Looking for the CS-foundations angle (formal grammars, automata theory, optimization theory)? See Architecture → CS → Compilers — that section approaches compilers as a CS topic. This roadmap approaches them as a tool a working engineer reaches for (parsing DSLs, building linters, reading codegen output).

Looking for build orchestration (make, bazel, cargo)? See Build Systems.


Why a Dedicated Roadmap

Most engineers will never write a production compiler — but most engineers will:

  • Read a parser/AST library (Tree-sitter, ANTLR, go/ast)
  • Write a small DSL or a config-language interpreter
  • Debug "why does the compiler emit this weird code?"
  • Implement a linter, codemod, or codegen tool
  • Read LLVM IR or JVM bytecode to understand a performance issue

This roadmap targets that working-engineer slice — the parts of compilers that show up in everyday senior work.

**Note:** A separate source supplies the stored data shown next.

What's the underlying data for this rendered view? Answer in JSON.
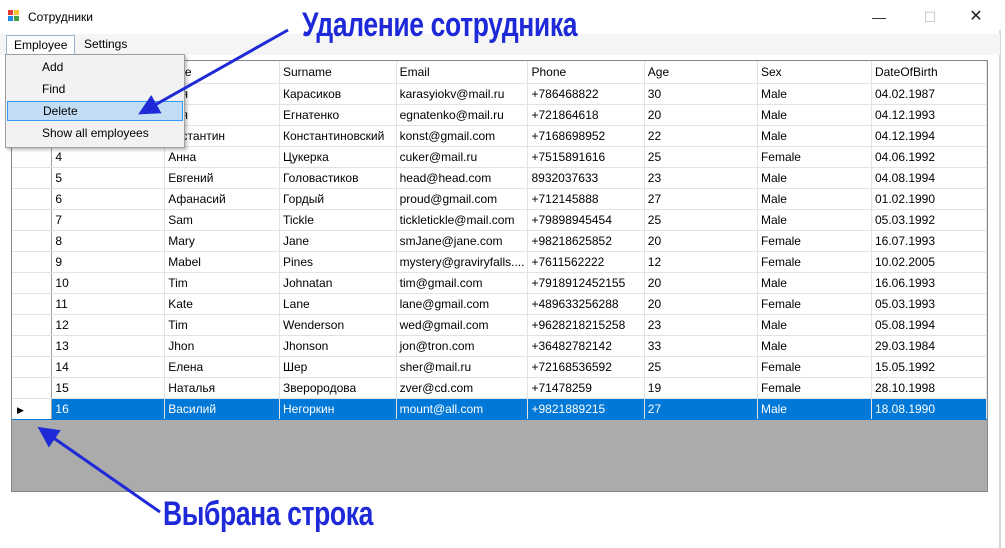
{
  "window": {
    "title": "Сотрудники",
    "controls": {
      "minimize": "—",
      "maximize": "☐",
      "close": "✕"
    }
  },
  "menubar": {
    "employee": "Employee",
    "settings": "Settings"
  },
  "dropdown": {
    "items": [
      "Add",
      "Find",
      "Delete",
      "Show all employees"
    ],
    "highlighted_index": 2
  },
  "grid": {
    "columns": [
      "",
      "ame",
      "Surname",
      "Email",
      "Phone",
      "Age",
      "Sex",
      "DateOfBirth"
    ],
    "rows": [
      [
        "",
        "лья",
        "Карасиков",
        "karasyiokv@mail.ru",
        "+786468822",
        "30",
        "Male",
        "04.02.1987"
      ],
      [
        "",
        "лья",
        "Егнатенко",
        "egnatenko@mail.ru",
        "+721864618",
        "20",
        "Male",
        "04.12.1993"
      ],
      [
        "",
        "онстантин",
        "Константиновский",
        "konst@gmail.com",
        "+7168698952",
        "22",
        "Male",
        "04.12.1994"
      ],
      [
        "4",
        "Анна",
        "Цукерка",
        "cuker@mail.ru",
        "+7515891616",
        "25",
        "Female",
        "04.06.1992"
      ],
      [
        "5",
        "Евгений",
        "Головастиков",
        "head@head.com",
        "8932037633",
        "23",
        "Male",
        "04.08.1994"
      ],
      [
        "6",
        "Афанасий",
        "Гордый",
        "proud@gmail.com",
        "+712145888",
        "27",
        "Male",
        "01.02.1990"
      ],
      [
        "7",
        "Sam",
        "Tickle",
        "tickletickle@mail.com",
        "+79898945454",
        "25",
        "Male",
        "05.03.1992"
      ],
      [
        "8",
        "Mary",
        "Jane",
        "smJane@jane.com",
        "+98218625852",
        "20",
        "Female",
        "16.07.1993"
      ],
      [
        "9",
        "Mabel",
        "Pines",
        "mystery@graviryfalls....",
        "+7611562222",
        "12",
        "Female",
        "10.02.2005"
      ],
      [
        "10",
        "Tim",
        "Johnatan",
        "tim@gmail.com",
        "+7918912452155",
        "20",
        "Male",
        "16.06.1993"
      ],
      [
        "11",
        "Kate",
        "Lane",
        "lane@gmail.com",
        "+489633256288",
        "20",
        "Female",
        "05.03.1993"
      ],
      [
        "12",
        "Tim",
        "Wenderson",
        "wed@gmail.com",
        "+9628218215258",
        "23",
        "Male",
        "05.08.1994"
      ],
      [
        "13",
        "Jhon",
        "Jhonson",
        "jon@tron.com",
        "+36482782142",
        "33",
        "Male",
        "29.03.1984"
      ],
      [
        "14",
        "Елена",
        "Шер",
        "sher@mail.ru",
        "+72168536592",
        "25",
        "Female",
        "15.05.1992"
      ],
      [
        "15",
        "Наталья",
        "Зверородова",
        "zver@cd.com",
        "+71478259",
        "19",
        "Female",
        "28.10.1998"
      ],
      [
        "16",
        "Василий",
        "Негоркин",
        "mount@all.com",
        "+9821889215",
        "27",
        "Male",
        "18.08.1990"
      ]
    ],
    "selected_row": 15,
    "row_marker": "▶"
  },
  "scrollbar": {
    "left": "◀",
    "right": "▶"
  },
  "annotations": {
    "delete_label": "Удаление сотрудника",
    "selected_label": "Выбрана строка",
    "color": "#1e2ad8"
  },
  "colors": {
    "selection": "#0078d7",
    "menu_highlight": "#c1dcf3",
    "grid_background": "#ababab"
  }
}
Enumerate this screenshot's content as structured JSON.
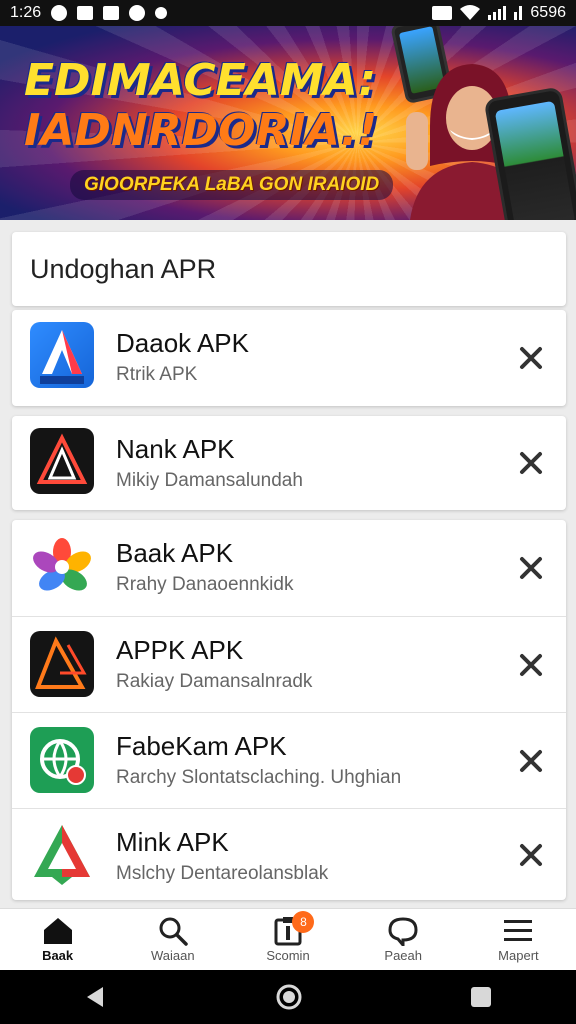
{
  "status_bar": {
    "time": "1:26",
    "right_text": "6596"
  },
  "banner": {
    "title_line1": "EDIMACEAMA:",
    "title_line2": "IADNRDORIA.!",
    "subtitle": "GIOORPEKA LaBA GON IRAIOID"
  },
  "list": {
    "header": "Undoghan APR",
    "apps": [
      {
        "name": "Daaok APK",
        "desc": "Rtrik APK",
        "icon": "blue-a-logo-icon"
      },
      {
        "name": "Nank APK",
        "desc": "Mikiy Damansalundah",
        "icon": "dark-red-triangle-logo-icon"
      },
      {
        "name": "Baak APK",
        "desc": "Rrahy Danaoennkidk",
        "icon": "colorful-flower-logo-icon"
      },
      {
        "name": "APPK APK",
        "desc": "Rakiay Damansalnradk",
        "icon": "dark-orange-triangle-logo-icon"
      },
      {
        "name": "FabeKam APK",
        "desc": "Rarchy Slontatsclaching. Uhghian",
        "icon": "green-globe-logo-icon"
      },
      {
        "name": "Mink APK",
        "desc": "Mslchy Dentareolansblak",
        "icon": "green-red-triangle-logo-icon"
      }
    ]
  },
  "bottom_nav": {
    "items": [
      {
        "label": "Baak",
        "icon": "home-icon"
      },
      {
        "label": "Waiaan",
        "icon": "search-icon"
      },
      {
        "label": "Scomin",
        "icon": "clipboard-icon",
        "badge": "8"
      },
      {
        "label": "Paeah",
        "icon": "chat-bubble-icon"
      },
      {
        "label": "Mapert",
        "icon": "menu-icon"
      }
    ]
  },
  "colors": {
    "accent_badge": "#ff6a1a",
    "card_bg": "#ffffff",
    "page_bg": "#ececec"
  }
}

Roadmap Question it answers
Type Systems What can the compiler prove about my program?
Build Systems How is source turned into a runnable artifact?
Compilers & Interpreters (this) How does a language actually understand and execute code?

Sections

# Topic Focus
01 The Big Picture Source → tokens → AST → IR → target; the phases and what each does
02 Lexers / Tokenizers Regular languages, state machines, hand-written vs generated lexers
03 Parsers Grammar classes (LL, LR, PEG), recursive descent, Pratt parsing, error recovery
04 Abstract Syntax Trees Designing an AST, visitor pattern, immutable trees, source positions
05 Semantic Analysis Name resolution, scopes, type checking, constant folding
06 Intermediate Representations Three-address code, SSA form, LLVM IR, JVM bytecode
07 Optimization Constant folding, inlining, DCE, escape analysis, loop optimizations
08 Code Generation Register allocation, instruction selection, target ABIs
09 Interpreters Tree-walking, bytecode VMs, JIT compilers, AOT vs JIT trade-offs
10 Runtimes GC, threads, FFI, the line between language and runtime
11 DSLs in Practice External vs internal DSLs, when to design one, when to just use a library
12 Reading Codegen Inspecting Go's SSA dumps, JVM bytecode (javap), Rust's MIR, LLVM IR

Languages

The roadmap is meta-linguistic: examples in Go (writing a small interpreter, using go/ast and go/parser), Java (reading bytecode, ASM), Python (ast module, building DSLs), and Rust (syn, procedural macros) — the four languages most likely to show up in real codegen / tooling work.


Status

Structure defined; content pending.


References

  • Compilers: Principles, Techniques, and Tools — Aho, Lam, Sethi, Ullman ("the Dragon Book")
  • Engineering a Compiler — Cooper & Torczon
  • Crafting Interpreters — Robert Nystrom (free online, the modern hands-on classic)
  • Writing an Interpreter in Go / Writing a Compiler in Go — Thorsten Ball

Project Context

Part of the Senior Project — a personal effort to consolidate the essential knowledge of software engineering in one place.